Car thieves calling Kia Boys have released car theft tutorials and fun ride videos on social media.
Police in Wisconsin, Ohio and Texas have reported high rates of thefts in Cias and Hyundais since the trend began.
Viral “Kia Challenge” videos posted on TikTok and YouTube have led to an increase in car thefts across the country as educational videos share the steps of how to steal a car using only a USB charging cord.
The videos, posted by 414HypeHouse’s online accounts, show car thieves targeting unlocked Kia and Hyundai vehicles, removing the hood under the shaft near the steering wheel and using a USB cord to start the stolen cars. Some videos show thieves – called “Kia Boys” – driving around in stolen cars, smashing or tossing them.
In Milwaukee, Wisconsin, where the trend appears to be starting, Hyundai and Kia model thefts account for 66% of vehicle thefts, Carbuzz reported, which has grown 2,500 percent from last year.
The Police Department in St. Petersburg, Florida, too He said It is “experiencing an unusual trend” with regard to car thefts related to social media posts.
“Since July 11, 23 of the 56 vehicles stolen have been 2021 Kia/Hyundai models and older, which use the keys to start,” the police department Posted on Twitter. “Anyone with a KIA/Hyundai uses a key, please #lockitup.”

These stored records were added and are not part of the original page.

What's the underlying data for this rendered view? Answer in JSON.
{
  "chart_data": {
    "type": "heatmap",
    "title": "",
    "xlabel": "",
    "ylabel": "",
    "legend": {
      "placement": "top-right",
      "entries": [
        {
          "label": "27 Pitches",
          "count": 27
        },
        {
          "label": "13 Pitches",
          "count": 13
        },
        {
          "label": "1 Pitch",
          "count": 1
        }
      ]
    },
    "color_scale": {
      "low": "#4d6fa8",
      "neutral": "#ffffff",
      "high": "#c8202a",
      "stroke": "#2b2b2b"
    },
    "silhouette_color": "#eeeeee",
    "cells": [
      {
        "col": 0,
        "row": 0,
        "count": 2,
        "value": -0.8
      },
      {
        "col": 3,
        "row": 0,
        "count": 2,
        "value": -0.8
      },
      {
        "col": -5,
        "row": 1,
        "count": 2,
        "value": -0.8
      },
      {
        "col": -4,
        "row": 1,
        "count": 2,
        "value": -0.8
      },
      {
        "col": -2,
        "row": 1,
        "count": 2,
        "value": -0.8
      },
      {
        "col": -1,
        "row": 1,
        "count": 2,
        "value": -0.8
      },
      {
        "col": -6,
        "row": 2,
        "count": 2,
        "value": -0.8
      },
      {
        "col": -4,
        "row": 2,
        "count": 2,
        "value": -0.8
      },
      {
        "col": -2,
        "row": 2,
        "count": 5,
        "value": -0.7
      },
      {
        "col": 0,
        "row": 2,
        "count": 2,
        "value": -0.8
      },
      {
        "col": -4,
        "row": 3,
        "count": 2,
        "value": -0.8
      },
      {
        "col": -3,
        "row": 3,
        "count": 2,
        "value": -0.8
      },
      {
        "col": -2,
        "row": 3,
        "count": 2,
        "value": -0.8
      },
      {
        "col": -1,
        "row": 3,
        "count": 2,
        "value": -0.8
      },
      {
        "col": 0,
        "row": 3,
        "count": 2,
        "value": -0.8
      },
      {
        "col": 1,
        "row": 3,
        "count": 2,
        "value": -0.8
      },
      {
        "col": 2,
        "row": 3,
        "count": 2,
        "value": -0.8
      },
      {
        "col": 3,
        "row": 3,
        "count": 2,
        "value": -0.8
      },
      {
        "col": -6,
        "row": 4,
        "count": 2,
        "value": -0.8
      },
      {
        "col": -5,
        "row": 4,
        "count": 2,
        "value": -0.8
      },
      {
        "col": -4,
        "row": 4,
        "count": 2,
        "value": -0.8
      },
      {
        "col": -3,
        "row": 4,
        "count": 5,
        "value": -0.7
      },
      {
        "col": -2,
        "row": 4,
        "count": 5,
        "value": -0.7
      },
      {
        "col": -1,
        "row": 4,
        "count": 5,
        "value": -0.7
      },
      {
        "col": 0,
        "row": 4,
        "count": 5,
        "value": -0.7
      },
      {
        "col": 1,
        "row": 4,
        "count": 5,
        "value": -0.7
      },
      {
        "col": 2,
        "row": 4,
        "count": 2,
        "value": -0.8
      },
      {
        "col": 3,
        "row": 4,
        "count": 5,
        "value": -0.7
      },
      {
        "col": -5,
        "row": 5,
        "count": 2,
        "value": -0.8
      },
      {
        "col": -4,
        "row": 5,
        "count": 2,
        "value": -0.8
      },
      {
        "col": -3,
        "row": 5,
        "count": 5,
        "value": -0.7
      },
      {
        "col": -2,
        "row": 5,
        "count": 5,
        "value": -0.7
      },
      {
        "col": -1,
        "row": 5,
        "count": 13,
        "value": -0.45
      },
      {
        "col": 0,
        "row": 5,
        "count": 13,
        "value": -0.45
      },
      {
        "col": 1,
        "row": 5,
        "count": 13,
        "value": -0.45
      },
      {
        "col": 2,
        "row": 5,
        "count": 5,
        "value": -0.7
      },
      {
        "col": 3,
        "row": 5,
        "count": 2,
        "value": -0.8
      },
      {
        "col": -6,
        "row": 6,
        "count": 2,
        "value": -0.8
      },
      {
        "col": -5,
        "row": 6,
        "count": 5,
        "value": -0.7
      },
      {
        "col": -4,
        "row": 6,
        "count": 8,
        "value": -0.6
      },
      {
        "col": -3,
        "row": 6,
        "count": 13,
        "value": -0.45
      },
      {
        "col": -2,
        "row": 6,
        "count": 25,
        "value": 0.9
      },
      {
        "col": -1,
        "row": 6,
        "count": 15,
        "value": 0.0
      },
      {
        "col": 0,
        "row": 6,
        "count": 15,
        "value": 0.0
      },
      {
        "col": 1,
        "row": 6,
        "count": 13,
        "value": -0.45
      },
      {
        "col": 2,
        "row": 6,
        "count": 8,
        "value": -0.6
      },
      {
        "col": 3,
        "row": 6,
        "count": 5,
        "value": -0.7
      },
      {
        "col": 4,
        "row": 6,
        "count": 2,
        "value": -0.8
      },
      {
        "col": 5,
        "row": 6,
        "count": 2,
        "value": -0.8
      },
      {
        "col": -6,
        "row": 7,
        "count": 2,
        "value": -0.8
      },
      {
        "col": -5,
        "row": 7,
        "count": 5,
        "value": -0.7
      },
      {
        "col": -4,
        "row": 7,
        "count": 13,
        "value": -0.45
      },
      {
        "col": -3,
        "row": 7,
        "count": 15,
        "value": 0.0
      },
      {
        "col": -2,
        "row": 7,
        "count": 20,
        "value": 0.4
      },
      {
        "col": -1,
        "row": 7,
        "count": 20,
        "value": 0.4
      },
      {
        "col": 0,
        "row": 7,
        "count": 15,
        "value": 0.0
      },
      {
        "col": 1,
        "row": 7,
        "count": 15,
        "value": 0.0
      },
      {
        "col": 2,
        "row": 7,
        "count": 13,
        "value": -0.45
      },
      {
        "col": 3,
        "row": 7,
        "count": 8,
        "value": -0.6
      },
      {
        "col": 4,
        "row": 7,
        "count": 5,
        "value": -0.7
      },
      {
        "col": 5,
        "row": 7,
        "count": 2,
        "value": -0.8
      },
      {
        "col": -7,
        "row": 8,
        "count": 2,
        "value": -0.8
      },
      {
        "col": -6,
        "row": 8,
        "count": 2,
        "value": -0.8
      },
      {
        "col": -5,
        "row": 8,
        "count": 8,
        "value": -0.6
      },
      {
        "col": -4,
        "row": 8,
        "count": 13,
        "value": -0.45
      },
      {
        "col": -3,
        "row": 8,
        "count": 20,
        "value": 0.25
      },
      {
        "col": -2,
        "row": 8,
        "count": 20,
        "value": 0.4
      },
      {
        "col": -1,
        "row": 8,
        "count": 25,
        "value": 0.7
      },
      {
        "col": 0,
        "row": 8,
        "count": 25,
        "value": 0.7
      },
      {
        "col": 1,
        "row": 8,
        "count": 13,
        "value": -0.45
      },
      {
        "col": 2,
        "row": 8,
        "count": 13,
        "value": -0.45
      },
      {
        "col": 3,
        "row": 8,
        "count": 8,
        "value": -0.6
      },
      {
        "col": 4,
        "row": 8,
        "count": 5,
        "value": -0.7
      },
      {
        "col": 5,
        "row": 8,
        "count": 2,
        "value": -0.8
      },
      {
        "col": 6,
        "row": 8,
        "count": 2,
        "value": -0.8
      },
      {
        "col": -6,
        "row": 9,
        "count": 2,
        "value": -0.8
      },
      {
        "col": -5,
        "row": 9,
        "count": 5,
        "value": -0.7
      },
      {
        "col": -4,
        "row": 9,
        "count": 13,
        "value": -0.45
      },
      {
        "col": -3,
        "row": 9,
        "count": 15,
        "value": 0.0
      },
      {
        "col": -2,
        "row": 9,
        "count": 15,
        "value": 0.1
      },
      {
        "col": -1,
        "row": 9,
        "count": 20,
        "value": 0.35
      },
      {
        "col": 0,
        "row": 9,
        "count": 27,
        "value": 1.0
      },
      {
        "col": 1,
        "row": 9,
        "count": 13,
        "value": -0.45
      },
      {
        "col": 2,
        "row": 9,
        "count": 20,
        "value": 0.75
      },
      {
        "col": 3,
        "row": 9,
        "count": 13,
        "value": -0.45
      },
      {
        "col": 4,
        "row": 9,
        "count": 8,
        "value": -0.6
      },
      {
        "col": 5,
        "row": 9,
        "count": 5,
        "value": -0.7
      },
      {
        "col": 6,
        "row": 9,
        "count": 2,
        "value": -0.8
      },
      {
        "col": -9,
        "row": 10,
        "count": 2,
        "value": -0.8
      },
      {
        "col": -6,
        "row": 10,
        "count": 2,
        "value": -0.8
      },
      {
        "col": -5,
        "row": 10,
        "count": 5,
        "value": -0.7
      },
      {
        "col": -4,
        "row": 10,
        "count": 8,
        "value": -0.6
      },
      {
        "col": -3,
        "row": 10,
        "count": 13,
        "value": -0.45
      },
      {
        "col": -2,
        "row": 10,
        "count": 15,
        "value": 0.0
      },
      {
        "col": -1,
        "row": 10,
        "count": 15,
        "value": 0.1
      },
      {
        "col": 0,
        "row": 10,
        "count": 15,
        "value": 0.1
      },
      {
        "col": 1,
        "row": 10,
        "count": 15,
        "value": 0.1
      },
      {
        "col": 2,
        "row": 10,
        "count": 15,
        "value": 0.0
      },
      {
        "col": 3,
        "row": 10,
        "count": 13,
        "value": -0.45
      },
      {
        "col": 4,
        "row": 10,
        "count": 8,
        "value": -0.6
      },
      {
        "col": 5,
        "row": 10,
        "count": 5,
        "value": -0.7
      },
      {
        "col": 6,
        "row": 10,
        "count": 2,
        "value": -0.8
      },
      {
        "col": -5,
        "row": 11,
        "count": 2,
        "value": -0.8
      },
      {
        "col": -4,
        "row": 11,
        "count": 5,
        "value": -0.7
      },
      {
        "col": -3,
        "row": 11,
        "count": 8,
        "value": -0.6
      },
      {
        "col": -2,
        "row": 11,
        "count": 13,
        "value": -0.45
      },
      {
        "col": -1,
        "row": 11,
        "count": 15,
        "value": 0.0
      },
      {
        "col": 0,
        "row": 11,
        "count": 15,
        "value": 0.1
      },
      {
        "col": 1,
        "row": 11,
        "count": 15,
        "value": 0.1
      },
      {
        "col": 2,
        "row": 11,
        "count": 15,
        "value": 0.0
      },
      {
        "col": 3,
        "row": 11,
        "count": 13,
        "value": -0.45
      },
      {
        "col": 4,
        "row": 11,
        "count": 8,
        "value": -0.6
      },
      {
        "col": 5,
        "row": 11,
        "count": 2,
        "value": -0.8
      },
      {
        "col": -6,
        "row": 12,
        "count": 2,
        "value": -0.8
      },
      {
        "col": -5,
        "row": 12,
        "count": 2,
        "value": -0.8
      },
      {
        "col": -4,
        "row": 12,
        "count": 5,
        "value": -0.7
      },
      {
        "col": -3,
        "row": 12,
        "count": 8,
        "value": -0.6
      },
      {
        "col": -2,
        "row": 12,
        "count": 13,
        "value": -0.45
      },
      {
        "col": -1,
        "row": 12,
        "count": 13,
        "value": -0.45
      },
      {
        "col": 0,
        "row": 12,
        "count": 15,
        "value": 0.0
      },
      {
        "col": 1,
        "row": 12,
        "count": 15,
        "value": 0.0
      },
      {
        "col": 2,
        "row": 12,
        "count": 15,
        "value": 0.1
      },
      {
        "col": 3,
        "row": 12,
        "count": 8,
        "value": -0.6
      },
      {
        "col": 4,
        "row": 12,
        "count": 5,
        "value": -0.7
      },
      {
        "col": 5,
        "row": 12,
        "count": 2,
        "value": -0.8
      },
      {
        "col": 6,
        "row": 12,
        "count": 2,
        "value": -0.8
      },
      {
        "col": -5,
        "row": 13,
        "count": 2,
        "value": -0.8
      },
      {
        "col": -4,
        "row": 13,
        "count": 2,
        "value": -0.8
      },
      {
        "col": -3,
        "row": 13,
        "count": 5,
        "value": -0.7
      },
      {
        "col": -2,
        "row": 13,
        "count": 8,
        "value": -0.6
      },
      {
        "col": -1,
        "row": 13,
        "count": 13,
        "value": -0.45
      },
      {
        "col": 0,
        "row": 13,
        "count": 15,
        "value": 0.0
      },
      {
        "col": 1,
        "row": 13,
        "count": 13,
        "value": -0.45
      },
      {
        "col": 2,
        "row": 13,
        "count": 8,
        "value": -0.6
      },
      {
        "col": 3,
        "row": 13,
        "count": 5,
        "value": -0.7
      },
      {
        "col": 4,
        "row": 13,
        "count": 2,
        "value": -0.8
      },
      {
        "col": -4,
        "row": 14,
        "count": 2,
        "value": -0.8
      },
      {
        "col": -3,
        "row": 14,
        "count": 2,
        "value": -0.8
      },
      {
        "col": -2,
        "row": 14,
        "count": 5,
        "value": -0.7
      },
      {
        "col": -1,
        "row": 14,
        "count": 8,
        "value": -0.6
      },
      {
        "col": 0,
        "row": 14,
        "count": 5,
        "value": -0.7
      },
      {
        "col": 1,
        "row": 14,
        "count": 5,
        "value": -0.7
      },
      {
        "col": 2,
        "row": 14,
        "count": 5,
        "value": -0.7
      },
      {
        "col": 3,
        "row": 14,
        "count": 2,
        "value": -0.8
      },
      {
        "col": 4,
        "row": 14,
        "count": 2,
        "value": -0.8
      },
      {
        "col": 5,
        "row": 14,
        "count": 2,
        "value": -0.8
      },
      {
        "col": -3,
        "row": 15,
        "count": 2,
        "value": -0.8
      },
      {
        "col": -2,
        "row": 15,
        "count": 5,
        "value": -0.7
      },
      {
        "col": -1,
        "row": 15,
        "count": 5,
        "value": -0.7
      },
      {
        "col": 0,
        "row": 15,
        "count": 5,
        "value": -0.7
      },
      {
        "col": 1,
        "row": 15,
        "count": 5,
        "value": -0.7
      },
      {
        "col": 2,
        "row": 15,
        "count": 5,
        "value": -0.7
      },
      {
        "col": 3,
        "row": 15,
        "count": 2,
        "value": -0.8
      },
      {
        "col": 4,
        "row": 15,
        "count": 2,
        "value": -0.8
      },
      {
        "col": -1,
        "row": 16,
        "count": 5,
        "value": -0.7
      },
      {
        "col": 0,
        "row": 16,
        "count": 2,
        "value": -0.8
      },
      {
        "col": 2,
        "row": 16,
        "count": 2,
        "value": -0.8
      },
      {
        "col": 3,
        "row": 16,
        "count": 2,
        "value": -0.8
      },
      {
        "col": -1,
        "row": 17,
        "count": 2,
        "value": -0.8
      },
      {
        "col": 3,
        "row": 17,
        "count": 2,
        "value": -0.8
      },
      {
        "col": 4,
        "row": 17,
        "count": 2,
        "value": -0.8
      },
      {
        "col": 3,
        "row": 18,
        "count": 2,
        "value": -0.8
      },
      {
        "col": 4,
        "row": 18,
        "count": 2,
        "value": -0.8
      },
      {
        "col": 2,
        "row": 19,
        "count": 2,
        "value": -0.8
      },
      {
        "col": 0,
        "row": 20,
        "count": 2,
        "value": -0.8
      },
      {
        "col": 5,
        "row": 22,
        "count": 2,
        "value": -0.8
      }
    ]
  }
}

Likewise, Kias and Hyundais are being targeted in Arlington, Texas, and Cincinnati, Ohio. Kia models from 2011 to 2012 and Hyundai models from 2015 to 2021 are being targeted for a “security hole” that allows them to start as soon as the steering column is broken, Sgt. Cody Lance, who investigates car thefts for the St. Petersburg Police Department, told the Tampa Bay Times.
Accidents have become serious on several occasions across the country, with suspects and bystanders seriously injured or killed after unsafe driving and accidents related to thefts.
In the data sent to USA TODAY, both Kia and Hyundai indicated that they are aware of the thefts and that all of their vehicles “meet or exceed” federal vehicle safety standards.
Kia and Hyundai representatives did not immediately respond to Insider’s requests for comment.